The CANVAS study, which evaluated the SGLT2 inhibitor canagliflozin, showed substantial HF benefits and similar MACE benefits as with empagliflozin treatment (reduction of ~14%). It did, however, not show a reduction in CVD and all cause death as was observed in the EMPA-REG OUTCOME trial. Moreover, unlike in the EMPA-REG OUTCOME trial, there was a significant amputation and fracture risk, and the risk for CVA was somewhat lower with canagliflozin, while with empagliflozin a non-significantly higher CVA risk was seen. It is unknown whether the differences in findings between the CANVAS and EMPA-REG OUTCOME trials are statistically significant, by lack of a head-to-head comparison. There might be possible population differences; the EMPA-REG OUTCOME trial included only patients with CVD, whereas in the CANVAS trial two-thirds of the patients had existing CVD. It will be interesting to examine whether there are real drug differences for CV death due to the molecular mechanisms of the drugs. Right now, clinicians should take these results at face value; personally, Sattar thinks that the results of empagliflozin look more favorable in terms of outcome and safety than canagliflozin. But, he adds, further trials are needed.
One should be aware that SGLT2 inhibitors should not be used in moderate to severe CKD, not in pregnant and breast-feeding women, and in acute stressful states. Caution should be exercised in the following categories: risk of volume depletion, complicated or recurrent UTIs, conditions of fasting (starvation) because those can precipitate diabetic ketoacidosis with euglycemia, and patients with already elevated hematocrit.

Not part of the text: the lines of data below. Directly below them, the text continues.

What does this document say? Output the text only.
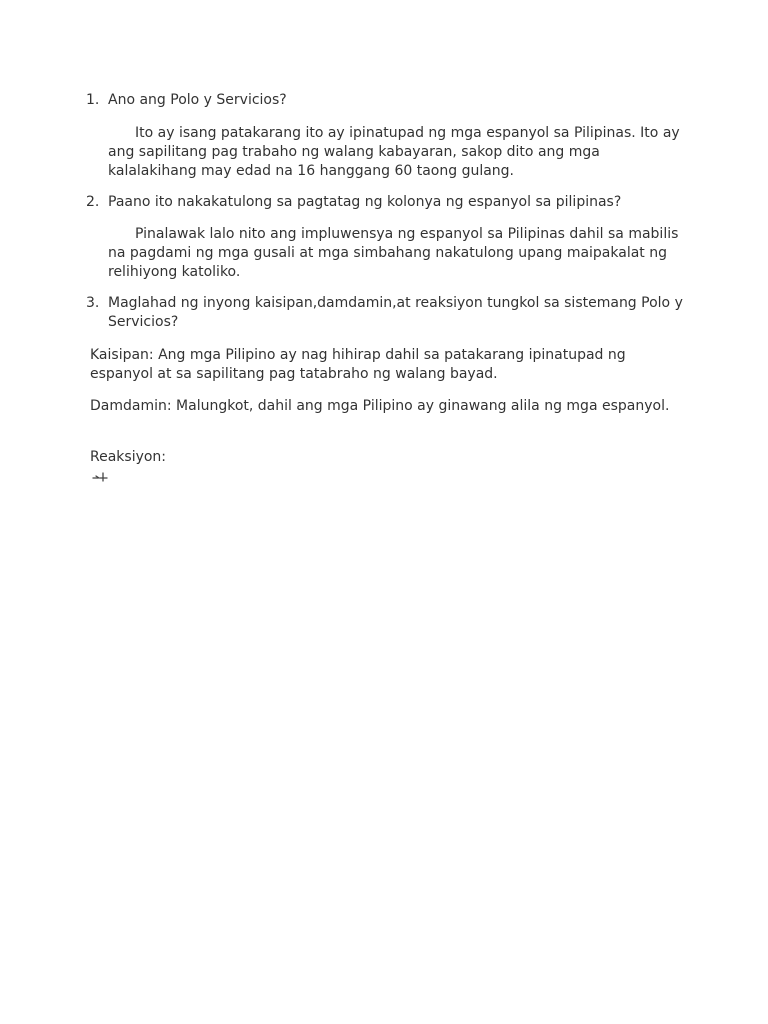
1. Ano ang Polo y Servicios?
Ito ay isang patakarang ito ay ipinatupad ng mga espanyol sa Pilipinas. Ito ay
ang sapilitang pag trabaho ng walang kabayaran, sakop dito ang mga
kalalakihang may edad na 16 hanggang 60 taong gulang.
2. Paano ito nakakatulong sa pagtatag ng kolonya ng espanyol sa pilipinas?
Pinalawak lalo nito ang impluwensya ng espanyol sa Pilipinas dahil sa mabilis
na pagdami ng mga gusali at mga simbahang nakatulong upang maipakalat ng
relihiyong katoliko.
3. Maglahad ng inyong kaisipan,damdamin,at reaksiyon tungkol sa sistemang Polo y
Servicios?
Kaisipan: Ang mga Pilipino ay nag hihirap dahil sa patakarang ipinatupad ng
espanyol at sa sapilitang pag tatabraho ng walang bayad.
Damdamin: Malungkot, dahil ang mga Pilipino ay ginawang alila ng mga espanyol.

Reaksiyon:
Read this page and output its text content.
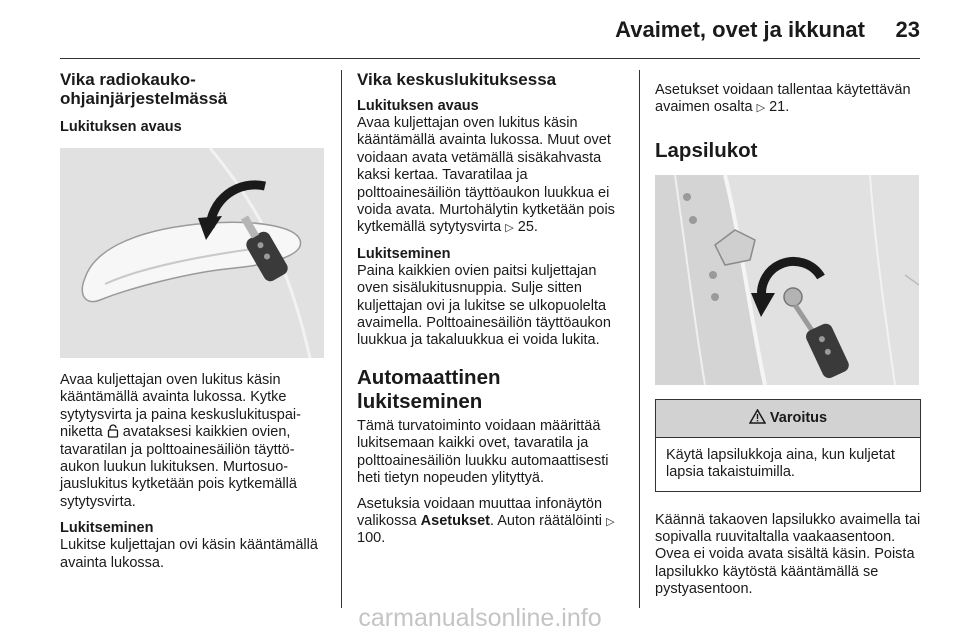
Avaimet, ovet ja ikkunat 23
Vika radiokauko-
ohjainjärjestelmässä
Lukituksen avaus

Avaa kuljettajan oven lukitus käsin kääntämällä avainta lukossa. Kytke sytytysvirta ja paina keskuslukituspainiketta avataksesi kaikkien ovien, tavaratilan ja polttoainesäiliön täyttöaukon luukun lukituksen. Murtosuojauslukitus kytketään pois kytkemällä sytytysvirta.

Lukitseminen

Lukitse kuljettajan ovi käsin kääntämällä avainta lukossa.

Vika keskuslukituksessa
Lukituksen avaus

Avaa kuljettajan oven lukitus käsin kääntämällä avainta lukossa. Muut ovet voidaan avata vetämällä sisäkahvasta kaksi kertaa. Tavaratilaa ja polttoainesäiliön täyttöaukon luukkua ei voida avata. Murtohälytin kytketään pois kytkemällä sytytysvirta ▷ 25.

Lukitseminen

Paina kaikkien ovien paitsi kuljettajan oven sisälukitusnuppia. Sulje sitten kuljettajan ovi ja lukitse se ulkopuolelta avaimella. Polttoainesäiliön täyttöaukon luukkua ja takaluukkua ei voida lukita.

Automaattinen lukitseminen

Tämä turvatoiminto voidaan määrittää lukitsemaan kaikki ovet, tavaratila ja polttoainesäiliön luukku automaattisesti heti tietyn nopeuden ylityttyä.

Asetuksia voidaan muuttaa infonäytön valikossa Asetukset. Auton räätälöinti ▷ 100.

Asetukset voidaan tallentaa käytettävän avaimen osalta ▷ 21.

Lapsilukot
Varoitus

Käytä lapsilukkoja aina, kun kuljetat lapsia takaistuimilla.

Käännä takaoven lapsilukko avaimella tai sopivalla ruuvitaltalla vaakaasentoon. Ovea ei voida avata sisältä käsin. Poista lapsilukko käytöstä kääntämällä se pystyasentoon.

carmanualsonline.info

In conclusion, the EMPA-REG OUTCOME trial introduced a new class of drugs with great CV benefits including reduction in CV death, HF hospitalization, MACE and potential renal benefits in patient with diabetes and CVD. Empagliflozin was generally safe and the results changed the guideline recommendations due to the substantial reduction in CV mortality of 30%. The results give new insights in the mechanism of CV death in patients with diabetes and CVD, which is not only mediated by atherogenesis, but also by fluid effects.